Statt einer konsequenten Weiterführung seiner DEAD-Filme, startete George A. Romero 2007 mit DIARY OF THE DEAD eine Art Reboot, welcher hier fortgesetzt wird. Beide Filme sind aber unabhängig zu betrachten und unterscheiden sich stilistisch komplett, da Romero die Found-Footage-Geschichte über Bord wirft und stattdessen eine Art Insel-Western-Zombiefilm liefert. Ein direktes Verbindungsglied gibt es aber tatsächlich zwischen den beiden Filmen: Alan Van Sprang, der hier wieder in die Rolle des Anführers der Nationalgarde schlüpft. Eine weitere bekannte Person aus Romeros Untoten-Universum ist Devon Bostick, der bereits eine Rolle in LAND OF THE DEAD (2005) hatte.
Auch in SURVIVAL OF THE DEAD versucht es Romero wieder, neue Ansätze ins Spiel zu bringen. Hier kommt es, wie schon in DAY OF THE DEAD (1985), zur der Überlegung, Zombies zu zähmen und wird ergänzt mit der Idee, sie mit tierischem Fleisch vom Menschenfleisch wegzubringen. Vertieft wird das Ganze allerdings nicht. Überhaupt erscheinen die Zombies hier ziemlich nebensächlich. Mehr Wert wird auf den Konflikt zwischen den unterschiedlichen Parteien der Lebenden gelegt, der bei Romero ohnehin omnipräsent ist. Auch für ein paar politische Seitenhiebe nimmt sich Romero Zeit. Das funktioniert hier auch wieder besser als in DIARY OF THE DEAD, der vor allem an den Figuren krankt, und auch an den Darstellern, die hier ebenfalls allesamt besser sind. Kenneth Welsh, Kathleen Munroe und der Rest ist durchaus annehmbar. Sie lassen die Unsympathen aus dem Vorgänger schnell vergessen. Etwas störend fand ich hingegen den Wortwitz der Soldaten, der immer wieder durchdringt, vor allem in der ersten Hälfte.

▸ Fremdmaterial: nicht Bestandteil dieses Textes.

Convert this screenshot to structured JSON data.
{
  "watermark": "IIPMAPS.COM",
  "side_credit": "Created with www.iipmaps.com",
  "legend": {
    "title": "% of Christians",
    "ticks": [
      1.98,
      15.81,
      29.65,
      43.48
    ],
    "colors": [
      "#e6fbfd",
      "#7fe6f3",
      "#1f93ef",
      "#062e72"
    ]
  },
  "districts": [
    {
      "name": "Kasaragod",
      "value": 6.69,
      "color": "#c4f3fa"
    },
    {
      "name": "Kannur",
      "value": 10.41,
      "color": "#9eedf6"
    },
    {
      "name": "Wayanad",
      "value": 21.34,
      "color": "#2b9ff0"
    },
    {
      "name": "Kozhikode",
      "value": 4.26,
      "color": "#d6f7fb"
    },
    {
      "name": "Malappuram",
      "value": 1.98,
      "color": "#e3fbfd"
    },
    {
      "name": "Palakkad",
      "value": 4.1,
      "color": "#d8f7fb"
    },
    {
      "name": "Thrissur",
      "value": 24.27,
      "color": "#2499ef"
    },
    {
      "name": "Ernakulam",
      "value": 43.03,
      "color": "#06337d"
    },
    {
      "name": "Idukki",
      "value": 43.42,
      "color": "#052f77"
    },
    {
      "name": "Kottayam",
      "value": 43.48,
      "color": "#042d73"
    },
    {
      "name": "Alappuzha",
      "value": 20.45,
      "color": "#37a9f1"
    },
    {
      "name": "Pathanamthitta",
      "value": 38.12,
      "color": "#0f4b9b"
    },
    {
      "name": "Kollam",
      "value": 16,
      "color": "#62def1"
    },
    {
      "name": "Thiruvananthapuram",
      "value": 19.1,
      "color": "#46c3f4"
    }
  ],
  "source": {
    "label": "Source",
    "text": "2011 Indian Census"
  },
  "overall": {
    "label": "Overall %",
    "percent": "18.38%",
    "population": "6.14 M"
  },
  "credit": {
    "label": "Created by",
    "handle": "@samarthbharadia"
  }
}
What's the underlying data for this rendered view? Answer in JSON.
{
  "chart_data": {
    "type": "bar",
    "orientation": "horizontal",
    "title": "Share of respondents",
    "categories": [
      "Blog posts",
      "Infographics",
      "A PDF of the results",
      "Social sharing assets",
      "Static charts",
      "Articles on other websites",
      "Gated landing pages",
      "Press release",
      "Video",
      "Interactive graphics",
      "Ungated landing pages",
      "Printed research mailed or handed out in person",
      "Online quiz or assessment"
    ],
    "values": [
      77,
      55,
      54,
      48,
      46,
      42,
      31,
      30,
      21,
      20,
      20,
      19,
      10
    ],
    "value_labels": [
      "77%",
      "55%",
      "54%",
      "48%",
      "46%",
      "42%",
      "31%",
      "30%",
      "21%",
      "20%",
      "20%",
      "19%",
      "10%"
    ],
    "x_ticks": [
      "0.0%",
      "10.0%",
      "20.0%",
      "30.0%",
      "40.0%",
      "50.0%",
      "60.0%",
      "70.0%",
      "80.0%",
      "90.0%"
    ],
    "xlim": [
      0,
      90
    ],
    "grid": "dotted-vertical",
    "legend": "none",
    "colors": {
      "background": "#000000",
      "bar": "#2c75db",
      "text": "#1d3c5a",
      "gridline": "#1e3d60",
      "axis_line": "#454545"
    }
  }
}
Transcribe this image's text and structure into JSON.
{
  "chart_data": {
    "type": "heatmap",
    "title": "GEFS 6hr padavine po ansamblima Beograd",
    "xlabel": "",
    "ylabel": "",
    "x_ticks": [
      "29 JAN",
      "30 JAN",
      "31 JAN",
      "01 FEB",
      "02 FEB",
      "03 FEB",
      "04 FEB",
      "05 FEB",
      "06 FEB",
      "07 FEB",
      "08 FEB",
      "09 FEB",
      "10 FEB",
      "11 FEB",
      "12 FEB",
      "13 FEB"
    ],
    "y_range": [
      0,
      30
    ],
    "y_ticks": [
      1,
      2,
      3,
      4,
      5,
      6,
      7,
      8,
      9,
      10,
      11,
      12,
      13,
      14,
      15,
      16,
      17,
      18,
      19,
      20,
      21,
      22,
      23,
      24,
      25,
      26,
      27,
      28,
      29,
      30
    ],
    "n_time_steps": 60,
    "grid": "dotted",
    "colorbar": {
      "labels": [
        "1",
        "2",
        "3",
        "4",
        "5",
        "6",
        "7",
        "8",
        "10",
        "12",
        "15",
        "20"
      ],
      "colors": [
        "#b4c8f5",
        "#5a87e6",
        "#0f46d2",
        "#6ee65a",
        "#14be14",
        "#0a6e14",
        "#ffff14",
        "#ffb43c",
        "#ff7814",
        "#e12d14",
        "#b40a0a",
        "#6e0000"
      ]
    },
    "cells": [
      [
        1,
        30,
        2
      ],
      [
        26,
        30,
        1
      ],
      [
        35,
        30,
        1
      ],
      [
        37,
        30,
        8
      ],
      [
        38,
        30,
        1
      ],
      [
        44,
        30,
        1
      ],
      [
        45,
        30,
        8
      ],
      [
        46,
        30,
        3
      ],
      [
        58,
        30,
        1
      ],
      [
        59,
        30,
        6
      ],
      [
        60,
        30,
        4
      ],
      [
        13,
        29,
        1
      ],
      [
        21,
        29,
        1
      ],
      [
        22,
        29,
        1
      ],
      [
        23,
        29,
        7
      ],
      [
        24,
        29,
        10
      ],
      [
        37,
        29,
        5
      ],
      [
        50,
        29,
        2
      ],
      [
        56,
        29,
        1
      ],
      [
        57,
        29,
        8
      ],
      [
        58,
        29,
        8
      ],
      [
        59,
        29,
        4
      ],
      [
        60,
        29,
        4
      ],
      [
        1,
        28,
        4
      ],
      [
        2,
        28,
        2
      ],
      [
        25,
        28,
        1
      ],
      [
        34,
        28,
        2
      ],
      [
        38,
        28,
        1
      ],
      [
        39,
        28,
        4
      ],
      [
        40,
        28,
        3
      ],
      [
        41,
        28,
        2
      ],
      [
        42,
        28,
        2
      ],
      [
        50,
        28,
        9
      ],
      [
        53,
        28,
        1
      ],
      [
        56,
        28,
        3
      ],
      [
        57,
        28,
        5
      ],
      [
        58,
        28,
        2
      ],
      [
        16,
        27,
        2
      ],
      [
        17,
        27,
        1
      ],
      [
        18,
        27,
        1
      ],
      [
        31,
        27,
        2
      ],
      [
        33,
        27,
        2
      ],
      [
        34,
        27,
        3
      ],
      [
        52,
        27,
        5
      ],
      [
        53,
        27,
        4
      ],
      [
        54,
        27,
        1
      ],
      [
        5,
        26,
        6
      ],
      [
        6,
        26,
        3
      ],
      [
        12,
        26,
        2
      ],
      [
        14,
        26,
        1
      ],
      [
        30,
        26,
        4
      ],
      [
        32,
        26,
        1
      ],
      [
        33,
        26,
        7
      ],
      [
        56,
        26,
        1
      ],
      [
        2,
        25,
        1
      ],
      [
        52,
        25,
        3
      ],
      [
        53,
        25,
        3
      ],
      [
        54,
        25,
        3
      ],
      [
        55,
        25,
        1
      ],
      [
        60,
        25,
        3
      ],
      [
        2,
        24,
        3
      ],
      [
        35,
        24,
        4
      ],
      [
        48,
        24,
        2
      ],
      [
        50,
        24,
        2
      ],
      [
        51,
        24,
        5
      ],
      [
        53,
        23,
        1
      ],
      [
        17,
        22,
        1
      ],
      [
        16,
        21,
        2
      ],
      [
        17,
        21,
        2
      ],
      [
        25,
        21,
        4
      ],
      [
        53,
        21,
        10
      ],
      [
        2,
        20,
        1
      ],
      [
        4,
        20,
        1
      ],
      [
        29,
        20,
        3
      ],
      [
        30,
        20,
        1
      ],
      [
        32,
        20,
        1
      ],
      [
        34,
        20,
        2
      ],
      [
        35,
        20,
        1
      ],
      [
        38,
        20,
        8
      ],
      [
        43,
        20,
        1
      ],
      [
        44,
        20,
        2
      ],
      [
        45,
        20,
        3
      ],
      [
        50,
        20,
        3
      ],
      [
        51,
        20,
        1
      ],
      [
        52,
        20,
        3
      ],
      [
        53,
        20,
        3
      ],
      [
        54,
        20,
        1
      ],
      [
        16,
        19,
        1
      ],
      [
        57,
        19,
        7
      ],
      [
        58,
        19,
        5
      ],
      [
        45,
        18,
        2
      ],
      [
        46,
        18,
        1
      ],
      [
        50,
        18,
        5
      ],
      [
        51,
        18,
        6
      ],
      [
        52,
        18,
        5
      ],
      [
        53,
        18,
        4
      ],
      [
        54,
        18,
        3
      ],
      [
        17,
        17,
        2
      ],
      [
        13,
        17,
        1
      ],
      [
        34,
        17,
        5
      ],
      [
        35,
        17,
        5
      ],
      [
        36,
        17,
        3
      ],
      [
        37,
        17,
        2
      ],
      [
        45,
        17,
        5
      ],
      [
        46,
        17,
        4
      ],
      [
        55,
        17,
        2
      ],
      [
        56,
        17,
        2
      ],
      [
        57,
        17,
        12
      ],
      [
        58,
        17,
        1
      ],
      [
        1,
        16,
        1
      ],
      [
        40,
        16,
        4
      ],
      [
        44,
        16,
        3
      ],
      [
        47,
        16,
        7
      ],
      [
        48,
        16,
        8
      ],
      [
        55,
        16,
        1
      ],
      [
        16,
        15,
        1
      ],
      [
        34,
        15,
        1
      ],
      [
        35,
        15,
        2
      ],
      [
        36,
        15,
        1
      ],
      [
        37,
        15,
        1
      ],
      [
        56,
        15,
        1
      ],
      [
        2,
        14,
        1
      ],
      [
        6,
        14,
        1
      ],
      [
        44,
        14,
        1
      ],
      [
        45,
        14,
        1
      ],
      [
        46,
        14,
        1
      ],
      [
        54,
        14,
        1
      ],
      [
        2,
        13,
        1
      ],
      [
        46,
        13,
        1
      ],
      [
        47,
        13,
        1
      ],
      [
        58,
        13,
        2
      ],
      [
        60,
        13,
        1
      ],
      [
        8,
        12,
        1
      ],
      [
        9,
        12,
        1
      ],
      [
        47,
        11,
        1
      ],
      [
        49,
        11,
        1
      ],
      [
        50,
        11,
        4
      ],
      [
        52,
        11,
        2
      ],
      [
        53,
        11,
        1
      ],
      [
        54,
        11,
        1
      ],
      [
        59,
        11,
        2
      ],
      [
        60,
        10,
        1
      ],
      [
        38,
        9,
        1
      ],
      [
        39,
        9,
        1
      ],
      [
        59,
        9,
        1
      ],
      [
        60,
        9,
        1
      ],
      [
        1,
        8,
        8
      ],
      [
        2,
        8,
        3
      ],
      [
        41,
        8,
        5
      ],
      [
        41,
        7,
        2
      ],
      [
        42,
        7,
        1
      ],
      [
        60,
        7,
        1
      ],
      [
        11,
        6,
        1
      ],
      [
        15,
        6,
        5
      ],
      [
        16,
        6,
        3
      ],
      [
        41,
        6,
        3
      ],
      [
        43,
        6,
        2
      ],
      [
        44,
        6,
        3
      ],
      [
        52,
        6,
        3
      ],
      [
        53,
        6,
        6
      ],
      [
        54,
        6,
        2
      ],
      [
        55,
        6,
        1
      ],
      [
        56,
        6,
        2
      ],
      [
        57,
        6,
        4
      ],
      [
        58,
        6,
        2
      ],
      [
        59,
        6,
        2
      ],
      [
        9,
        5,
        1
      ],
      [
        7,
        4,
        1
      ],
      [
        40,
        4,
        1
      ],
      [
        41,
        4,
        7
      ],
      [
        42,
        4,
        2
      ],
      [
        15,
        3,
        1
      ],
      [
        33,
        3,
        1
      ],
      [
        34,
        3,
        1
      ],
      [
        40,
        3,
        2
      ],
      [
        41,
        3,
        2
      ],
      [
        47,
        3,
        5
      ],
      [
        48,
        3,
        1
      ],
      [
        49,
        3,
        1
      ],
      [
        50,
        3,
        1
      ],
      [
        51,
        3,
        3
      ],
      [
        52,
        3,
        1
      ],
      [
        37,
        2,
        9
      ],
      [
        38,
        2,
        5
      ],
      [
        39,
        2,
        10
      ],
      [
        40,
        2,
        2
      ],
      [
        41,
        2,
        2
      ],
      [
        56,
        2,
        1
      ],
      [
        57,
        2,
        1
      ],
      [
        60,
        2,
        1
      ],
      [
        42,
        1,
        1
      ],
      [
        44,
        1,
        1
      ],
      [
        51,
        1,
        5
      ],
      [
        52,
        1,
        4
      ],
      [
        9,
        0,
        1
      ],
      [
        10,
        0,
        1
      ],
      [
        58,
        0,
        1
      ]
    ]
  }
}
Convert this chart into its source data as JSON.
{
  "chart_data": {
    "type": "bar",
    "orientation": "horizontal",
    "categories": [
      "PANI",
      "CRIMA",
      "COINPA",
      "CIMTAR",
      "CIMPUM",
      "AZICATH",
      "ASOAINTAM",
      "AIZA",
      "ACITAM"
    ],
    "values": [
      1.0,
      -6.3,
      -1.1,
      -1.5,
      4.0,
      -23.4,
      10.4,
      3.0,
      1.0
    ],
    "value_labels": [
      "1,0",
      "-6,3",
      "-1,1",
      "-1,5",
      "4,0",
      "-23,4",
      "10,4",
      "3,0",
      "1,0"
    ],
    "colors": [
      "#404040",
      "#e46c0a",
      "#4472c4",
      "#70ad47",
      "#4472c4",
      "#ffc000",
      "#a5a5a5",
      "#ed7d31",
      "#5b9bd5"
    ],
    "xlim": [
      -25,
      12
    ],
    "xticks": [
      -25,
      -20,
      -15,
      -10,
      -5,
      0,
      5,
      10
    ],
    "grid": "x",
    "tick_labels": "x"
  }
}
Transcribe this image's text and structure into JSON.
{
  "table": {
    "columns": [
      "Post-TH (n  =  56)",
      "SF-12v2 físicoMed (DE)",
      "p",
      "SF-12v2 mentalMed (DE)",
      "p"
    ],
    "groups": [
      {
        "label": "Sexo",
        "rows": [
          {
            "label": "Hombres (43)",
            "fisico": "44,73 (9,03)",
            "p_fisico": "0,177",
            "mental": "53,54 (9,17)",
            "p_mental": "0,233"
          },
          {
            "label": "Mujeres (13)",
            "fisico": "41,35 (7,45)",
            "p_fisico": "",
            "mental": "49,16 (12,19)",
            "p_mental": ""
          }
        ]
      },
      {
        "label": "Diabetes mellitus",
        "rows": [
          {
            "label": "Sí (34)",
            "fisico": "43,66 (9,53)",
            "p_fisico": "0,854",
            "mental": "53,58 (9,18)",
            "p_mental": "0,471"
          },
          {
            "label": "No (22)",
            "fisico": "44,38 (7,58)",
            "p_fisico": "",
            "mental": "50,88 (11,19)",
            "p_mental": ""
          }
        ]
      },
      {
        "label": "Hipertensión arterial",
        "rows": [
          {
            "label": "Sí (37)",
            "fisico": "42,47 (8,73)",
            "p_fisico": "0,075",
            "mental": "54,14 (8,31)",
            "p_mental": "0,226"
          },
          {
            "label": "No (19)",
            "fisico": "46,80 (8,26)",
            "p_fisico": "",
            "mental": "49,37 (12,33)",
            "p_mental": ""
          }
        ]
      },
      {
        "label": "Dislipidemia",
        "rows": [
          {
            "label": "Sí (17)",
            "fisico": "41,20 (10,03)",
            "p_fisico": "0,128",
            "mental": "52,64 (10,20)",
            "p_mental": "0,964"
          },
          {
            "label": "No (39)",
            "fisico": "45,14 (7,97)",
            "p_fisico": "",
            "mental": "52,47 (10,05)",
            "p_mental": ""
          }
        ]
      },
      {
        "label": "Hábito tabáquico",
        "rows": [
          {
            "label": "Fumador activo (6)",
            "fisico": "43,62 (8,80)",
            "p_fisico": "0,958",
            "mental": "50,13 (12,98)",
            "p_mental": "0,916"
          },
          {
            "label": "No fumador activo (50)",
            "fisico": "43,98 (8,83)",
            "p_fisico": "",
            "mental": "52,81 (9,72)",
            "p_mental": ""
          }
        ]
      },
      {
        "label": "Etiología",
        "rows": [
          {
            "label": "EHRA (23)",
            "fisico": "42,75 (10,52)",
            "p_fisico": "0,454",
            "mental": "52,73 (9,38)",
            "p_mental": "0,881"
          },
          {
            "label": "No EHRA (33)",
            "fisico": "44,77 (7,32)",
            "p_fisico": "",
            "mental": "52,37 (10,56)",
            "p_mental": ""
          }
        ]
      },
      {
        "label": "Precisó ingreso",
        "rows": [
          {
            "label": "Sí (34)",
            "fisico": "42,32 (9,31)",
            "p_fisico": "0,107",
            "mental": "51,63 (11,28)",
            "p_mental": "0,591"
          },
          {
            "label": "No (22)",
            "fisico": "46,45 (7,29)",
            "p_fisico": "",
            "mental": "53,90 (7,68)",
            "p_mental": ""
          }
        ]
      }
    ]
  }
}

Das Insel-Setting mit den vielen herbstlichen Bäumen verbreitet eine tolle Atmosphäre und wirkt ziemlich erfrischend. Kameramann Adam Swica hat schöne Bilder fotografiert, die nur dann etwas ins Wanken geraten, wenn es um die Action, bzw. Gore-Szenen geht, in denen man leider wieder nicht ganz auf CGI-Effekte verzichten konnte. Insgesamt halten die sich aber in Grenzen, dennoch sollte man hier keine blutigen Highlight erwarten. In dem Punkt ist der Film leider sehr ausdruckslos.
Im großen Ganzen ist SURVIVAL OF THE DEAD keine Offenbarung. Er bietet überschaubare Action, viel Gerede zwischen soliden Darstellern mit einer Prise Gesellschaftskritik und einer guten Atmosphäre. Romero hat solide Arbeit abgeliefert, die mich aber dennoch kalt gelassen hat.